The Thunderbolts' agonising 77-70 defeat in that game spurred Chillingworth to don the blue jersey again for the first time in four years.
The 27-year-old spent most of his life representing Tamworth throughout the age groups, and was a member of the 2019 side that lost to Canberra in the grand final.
However, when the pandemic forced the state league competition to be cancelled, it was his partner, Madison Sharpe, who encouraged him to join the Tamworth Swans and give Aussie Rules a try.
"She's the captain of the Swans' girls team," Chillingworth said.
"We started dating in 2019, and once news came through of the basketball getting cancelled in 2020, the AFL still had a competition, so I thought 'Why not give that a try?'"

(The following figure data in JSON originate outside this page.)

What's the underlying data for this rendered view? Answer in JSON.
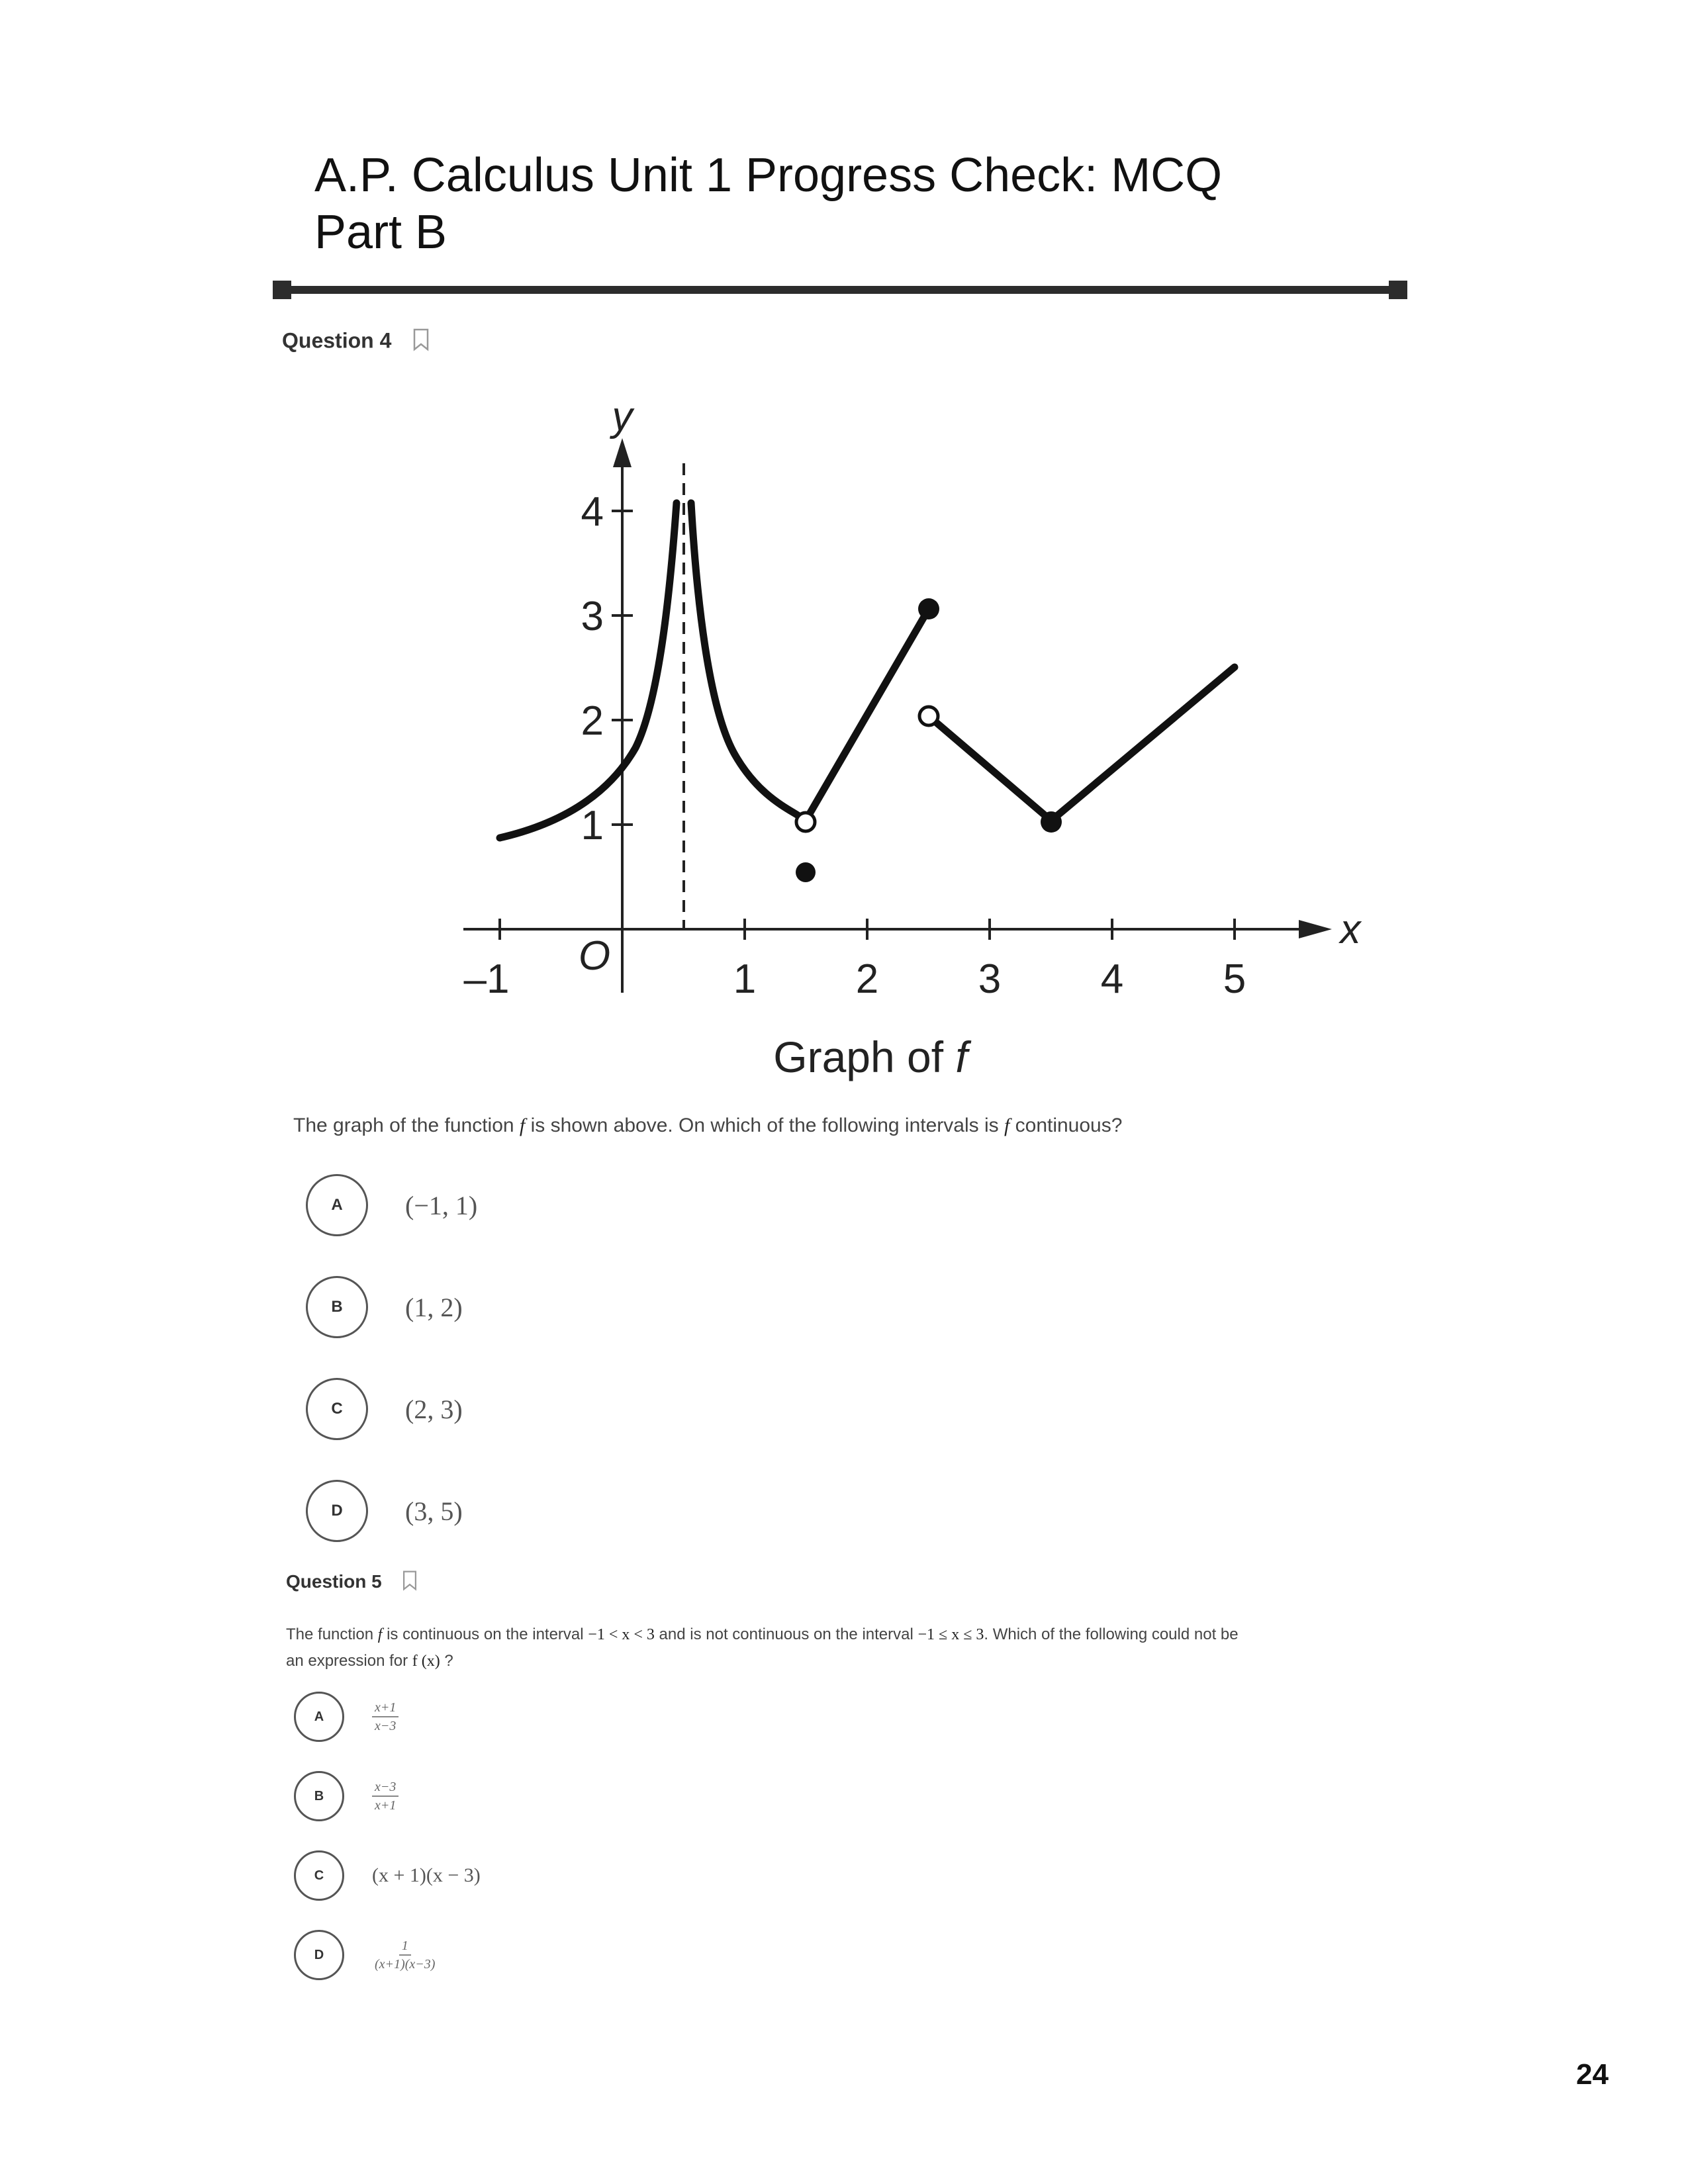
{
  "document": {
    "title_line1": "A.P. Calculus Unit 1 Progress Check: MCQ",
    "title_line2": "Part B",
    "page_number": "24"
  },
  "question4": {
    "heading": "Question 4",
    "graph": {
      "x_axis_label": "x",
      "y_axis_label": "y",
      "origin_label": "O",
      "caption_prefix": "Graph of ",
      "caption_var": "f",
      "x_tick_labels": [
        "–1",
        "1",
        "2",
        "3",
        "4",
        "5"
      ],
      "y_tick_labels": [
        "1",
        "2",
        "3",
        "4"
      ]
    },
    "prompt_parts": [
      "The graph of the function ",
      "f",
      " is shown above. On which of the following intervals is ",
      "f",
      " continuous?"
    ],
    "choices": [
      {
        "letter": "A",
        "text": "(−1, 1)"
      },
      {
        "letter": "B",
        "text": "(1, 2)"
      },
      {
        "letter": "C",
        "text": "(2, 3)"
      },
      {
        "letter": "D",
        "text": "(3, 5)"
      }
    ]
  },
  "question5": {
    "heading": "Question 5",
    "prompt_parts": [
      "The function ",
      "f",
      " is continuous on the interval ",
      "−1 < x < 3",
      " and is not continuous on the interval ",
      "−1 ≤ x ≤ 3",
      ". Which of the following could not be",
      "an expression for ",
      "f (x)",
      " ?"
    ],
    "choices": [
      {
        "letter": "A",
        "numerator": "x+1",
        "denominator": "x−3"
      },
      {
        "letter": "B",
        "numerator": "x−3",
        "denominator": "x+1"
      },
      {
        "letter": "C",
        "text": "(x + 1)(x − 3)"
      },
      {
        "letter": "D",
        "numerator": "1",
        "denominator": "(x+1)(x−3)"
      }
    ]
  }
}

And while he enjoyed his time as a ruckman and tall forward for the Swans, Chillingworth spent much of 2021 and 2022 out with two injuries. The first was a torn meniscus, which required surgery, and the following year he hurt his hand in what was originally thought to be a break.
"I didn't break my thumb, but that was the initial diagnosis and that scared me. I sat last year out, because of my work I couldn't afford to be injured," he said.
AFL's 360-degree nature and higher-impact gameplay proved too great a risk to Chillingworth's income, and while basketball is certainly not easy on the body either, he feels better able to handle the more lateral style of movement required.
And now, as the second-oldest of the Thunderbolts' players, he looks forward to playing a mentorship role within the exceptionally young squad.
"It reminds me of when I came in," Chillingworth said.
"I'd just finished high school and I was the youngest one in the team, surrounded by older, more experienced guys ... I had blokes like Chris Skilton and David Bourke who I played alongside. They were the older blokes, and hopefully I can take what I learned from them and show these younger blokes the way that Tamworth can play and used to play."
With the side preparing to play the Newcastle Falcons on Saturday in Newcastle, coach Kane Butler expects "huge things" from him.
"There's a reason why he was All Star Five in his last season of state league," Butler said of Chillingworth.
"He's got the potential to do that again."